The suit challenges the Wisconsin Elections Commission’s (WEC) absentee ballot spoiling guidance (spoiling is the process by which a ballot that has been marked incorrectly is destroyed and disqualified from being counted).
The challenged WEC guidance allows voters to ask to spoil their absentee ballots and permits voters to receive a new absentee ballot if they make a mistake when filling their ballot, find that their ballot is damaged, change their mind after returning an absentee ballot or opt to vote in person instead. In the complaint, the plaintiff argues that this guidance violates Wisconsin law, under which municipal clerks allegedly lack the authority to spoil a ”previously completed and returned absentee ballot by the elector who was issued the absentee ballot.”

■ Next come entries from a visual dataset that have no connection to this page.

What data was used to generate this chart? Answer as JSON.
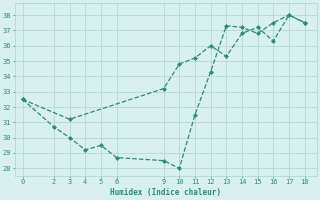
{
  "xlabel": "Humidex (Indice chaleur)",
  "line_color": "#2d8b7a",
  "bg_color": "#d8f0ee",
  "grid_color": "#aed4cf",
  "xlim": [
    -0.5,
    18.8
  ],
  "ylim": [
    27.5,
    38.8
  ],
  "xticks": [
    0,
    2,
    3,
    4,
    5,
    6,
    9,
    10,
    11,
    12,
    13,
    14,
    15,
    16,
    17,
    18
  ],
  "yticks": [
    28,
    29,
    30,
    31,
    32,
    33,
    34,
    35,
    36,
    37,
    38
  ],
  "xa": [
    0,
    2,
    3,
    4,
    5,
    6,
    9,
    10,
    11,
    12,
    13,
    14,
    15,
    16,
    17,
    18
  ],
  "ya": [
    32.5,
    30.7,
    30.0,
    29.2,
    29.5,
    28.7,
    28.5,
    28.0,
    31.5,
    34.3,
    37.3,
    37.2,
    36.8,
    37.5,
    38.0,
    37.5
  ],
  "xb": [
    0,
    3,
    9,
    10,
    11,
    12,
    13,
    14,
    15,
    16,
    17,
    18
  ],
  "yb": [
    32.5,
    31.2,
    33.2,
    34.8,
    35.2,
    36.0,
    35.3,
    36.8,
    37.2,
    36.3,
    38.0,
    37.5
  ]
}
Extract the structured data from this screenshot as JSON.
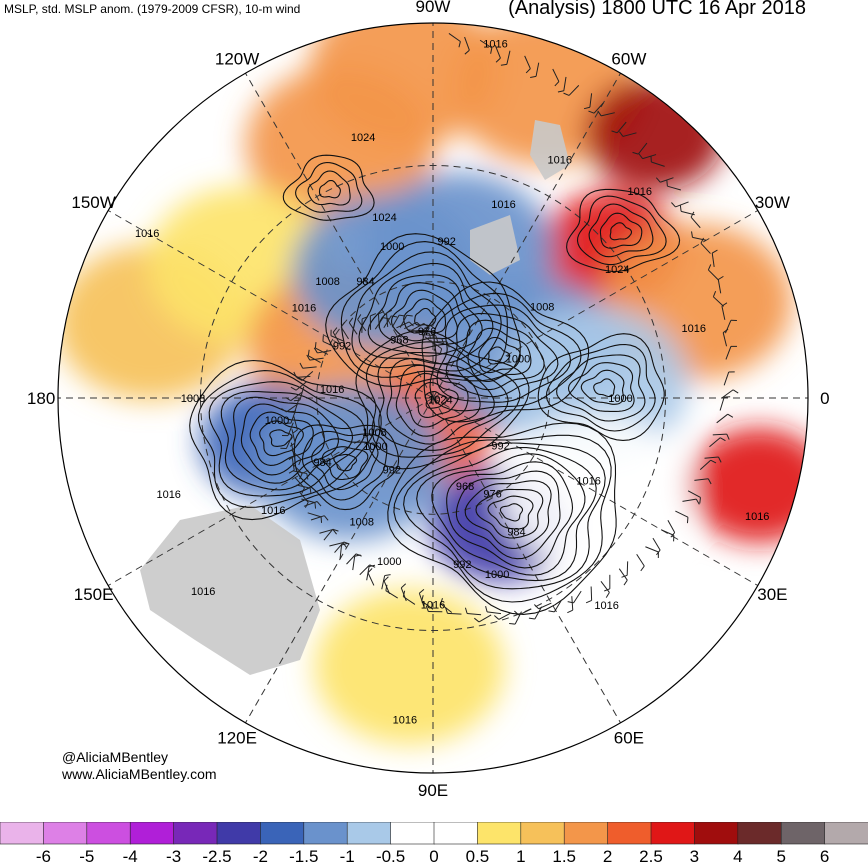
{
  "header": {
    "left_title": "MSLP, std. MSLP anom. (1979-2009 CFSR), 10-m wind",
    "right_title": "(Analysis) 1800 UTC 16 Apr 2018"
  },
  "credit": {
    "twitter": "@AliciaMBentley",
    "website": "www.AliciaMBentley.com"
  },
  "longitude_labels": [
    {
      "text": "90W",
      "angle_deg": 0
    },
    {
      "text": "60W",
      "angle_deg": 30
    },
    {
      "text": "30W",
      "angle_deg": 60
    },
    {
      "text": "0",
      "angle_deg": 90
    },
    {
      "text": "30E",
      "angle_deg": 120
    },
    {
      "text": "60E",
      "angle_deg": 150
    },
    {
      "text": "90E",
      "angle_deg": 180
    },
    {
      "text": "120E",
      "angle_deg": 210
    },
    {
      "text": "150E",
      "angle_deg": 240
    },
    {
      "text": "180",
      "angle_deg": 270
    },
    {
      "text": "150W",
      "angle_deg": 300
    },
    {
      "text": "120W",
      "angle_deg": 330
    }
  ],
  "pressure_labels_hpa": [
    {
      "text": "1016",
      "lon_angle": 10,
      "r_frac": 0.96
    },
    {
      "text": "1016",
      "lon_angle": 300,
      "r_frac": 0.88
    },
    {
      "text": "1024",
      "lon_angle": 345,
      "r_frac": 0.72
    },
    {
      "text": "1024",
      "lon_angle": 345,
      "r_frac": 0.5
    },
    {
      "text": "1016",
      "lon_angle": 28,
      "r_frac": 0.72
    },
    {
      "text": "1016",
      "lon_angle": 20,
      "r_frac": 0.55
    },
    {
      "text": "1016",
      "lon_angle": 45,
      "r_frac": 0.78
    },
    {
      "text": "1024",
      "lon_angle": 55,
      "r_frac": 0.6
    },
    {
      "text": "1008",
      "lon_angle": 50,
      "r_frac": 0.38
    },
    {
      "text": "1000",
      "lon_angle": 65,
      "r_frac": 0.25
    },
    {
      "text": "1016",
      "lon_angle": 75,
      "r_frac": 0.72
    },
    {
      "text": "1000",
      "lon_angle": 90,
      "r_frac": 0.5
    },
    {
      "text": "992",
      "lon_angle": 5,
      "r_frac": 0.42
    },
    {
      "text": "1000",
      "lon_angle": 345,
      "r_frac": 0.42
    },
    {
      "text": "984",
      "lon_angle": 330,
      "r_frac": 0.36
    },
    {
      "text": "1008",
      "lon_angle": 318,
      "r_frac": 0.42
    },
    {
      "text": "1016",
      "lon_angle": 305,
      "r_frac": 0.42
    },
    {
      "text": "992",
      "lon_angle": 300,
      "r_frac": 0.28
    },
    {
      "text": "968",
      "lon_angle": 330,
      "r_frac": 0.18
    },
    {
      "text": "976",
      "lon_angle": 355,
      "r_frac": 0.18
    },
    {
      "text": "1016",
      "lon_angle": 275,
      "r_frac": 0.27
    },
    {
      "text": "1024",
      "lon_angle": 100,
      "r_frac": 0.02
    },
    {
      "text": "1008",
      "lon_angle": 240,
      "r_frac": 0.18
    },
    {
      "text": "1000",
      "lon_angle": 230,
      "r_frac": 0.2
    },
    {
      "text": "992",
      "lon_angle": 210,
      "r_frac": 0.22
    },
    {
      "text": "1008",
      "lon_angle": 270,
      "r_frac": 0.64
    },
    {
      "text": "1000",
      "lon_angle": 262,
      "r_frac": 0.42
    },
    {
      "text": "984",
      "lon_angle": 240,
      "r_frac": 0.34
    },
    {
      "text": "1016",
      "lon_angle": 250,
      "r_frac": 0.75
    },
    {
      "text": "1016",
      "lon_angle": 235,
      "r_frac": 0.52
    },
    {
      "text": "1008",
      "lon_angle": 210,
      "r_frac": 0.38
    },
    {
      "text": "1000",
      "lon_angle": 195,
      "r_frac": 0.45
    },
    {
      "text": "992",
      "lon_angle": 170,
      "r_frac": 0.45
    },
    {
      "text": "1016",
      "lon_angle": 180,
      "r_frac": 0.55
    },
    {
      "text": "968",
      "lon_angle": 160,
      "r_frac": 0.25
    },
    {
      "text": "976",
      "lon_angle": 148,
      "r_frac": 0.3
    },
    {
      "text": "984",
      "lon_angle": 148,
      "r_frac": 0.42
    },
    {
      "text": "1000",
      "lon_angle": 160,
      "r_frac": 0.5
    },
    {
      "text": "992",
      "lon_angle": 125,
      "r_frac": 0.22
    },
    {
      "text": "1016",
      "lon_angle": 118,
      "r_frac": 0.47
    },
    {
      "text": "1016",
      "lon_angle": 110,
      "r_frac": 0.92
    },
    {
      "text": "1016",
      "lon_angle": 140,
      "r_frac": 0.72
    },
    {
      "text": "1016",
      "lon_angle": 230,
      "r_frac": 0.8
    },
    {
      "text": "1016",
      "lon_angle": 185,
      "r_frac": 0.86
    }
  ],
  "anomaly_shading": [
    {
      "lon_angle": 340,
      "r_frac": 0.72,
      "value": 1.5
    },
    {
      "lon_angle": 355,
      "r_frac": 0.88,
      "value": 1.5
    },
    {
      "lon_angle": 20,
      "r_frac": 0.88,
      "value": 1.5
    },
    {
      "lon_angle": 40,
      "r_frac": 0.92,
      "value": 3
    },
    {
      "lon_angle": 50,
      "r_frac": 0.62,
      "value": 2.5
    },
    {
      "lon_angle": 70,
      "r_frac": 0.75,
      "value": 1.5
    },
    {
      "lon_angle": 105,
      "r_frac": 0.9,
      "value": 2.5
    },
    {
      "lon_angle": 285,
      "r_frac": 0.78,
      "value": 1
    },
    {
      "lon_angle": 305,
      "r_frac": 0.62,
      "value": 0.5
    },
    {
      "lon_angle": 300,
      "r_frac": 0.28,
      "value": 1.5
    },
    {
      "lon_angle": 195,
      "r_frac": 0.08,
      "value": 2
    },
    {
      "lon_angle": 10,
      "r_frac": 0.4,
      "value": -1.5
    },
    {
      "lon_angle": 340,
      "r_frac": 0.36,
      "value": -1.5
    },
    {
      "lon_angle": 65,
      "r_frac": 0.28,
      "value": -1.5
    },
    {
      "lon_angle": 85,
      "r_frac": 0.43,
      "value": -1
    },
    {
      "lon_angle": 255,
      "r_frac": 0.45,
      "value": -2
    },
    {
      "lon_angle": 232,
      "r_frac": 0.28,
      "value": -1.5
    },
    {
      "lon_angle": 152,
      "r_frac": 0.38,
      "value": -2.5
    },
    {
      "lon_angle": 120,
      "r_frac": 0.5,
      "value": -0.5
    },
    {
      "lon_angle": 185,
      "r_frac": 0.72,
      "value": 0.5
    }
  ],
  "colorbar": {
    "ticks": [
      "-6",
      "-5",
      "-4",
      "-3",
      "-2.5",
      "-2",
      "-1.5",
      "-1",
      "-0.5",
      "0",
      "0.5",
      "1",
      "1.5",
      "2",
      "2.5",
      "3",
      "4",
      "5",
      "6"
    ],
    "colors": [
      "#eab3ea",
      "#dd80e6",
      "#cc4fe0",
      "#b01fd8",
      "#7828b8",
      "#403aa8",
      "#3a64b8",
      "#6a92cc",
      "#a9c9e8",
      "#ffffff",
      "#ffffff",
      "#fde46a",
      "#f6c15a",
      "#f3964a",
      "#ef5d2c",
      "#e01717",
      "#a00d0d",
      "#6b2a2a",
      "#6e6468",
      "#b3a9ab"
    ]
  }
}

The plaintiff asserts that only voters may spoil their own absentee ballots and return them to the clerk before filling out a new one. Accordingly, the plaintiff asks the court to prohibit clerks from spoiling and/or returning previously completed and returned absentee ballots voters and asks that the court require WEC to withdraw its guidance.
In seeking to intervene in the case, Rise asserts that the lawsuit’s request to nullify WEC’s absentee ballot spoiling guidance would cause “sudden and significant confusion…if it were granted at this late date—just weeks before the upcoming election and with absentee voting already underway—[and] will force Rise to divert significant resources toward educating voters about any changes to the absentee ballot cure process, retool how it helps mobilize voters, and shift its efforts toward getting as many voters as possible to vote in person.”
Rise also contends that the plaintiff’s attempt to restrict Wisconsin voters’ options for fixing minor errors on absentee ballots would detract from the organization’s efforts aimed at mobilizing first-time or lower-information voters via get-out-the-vote campaigns.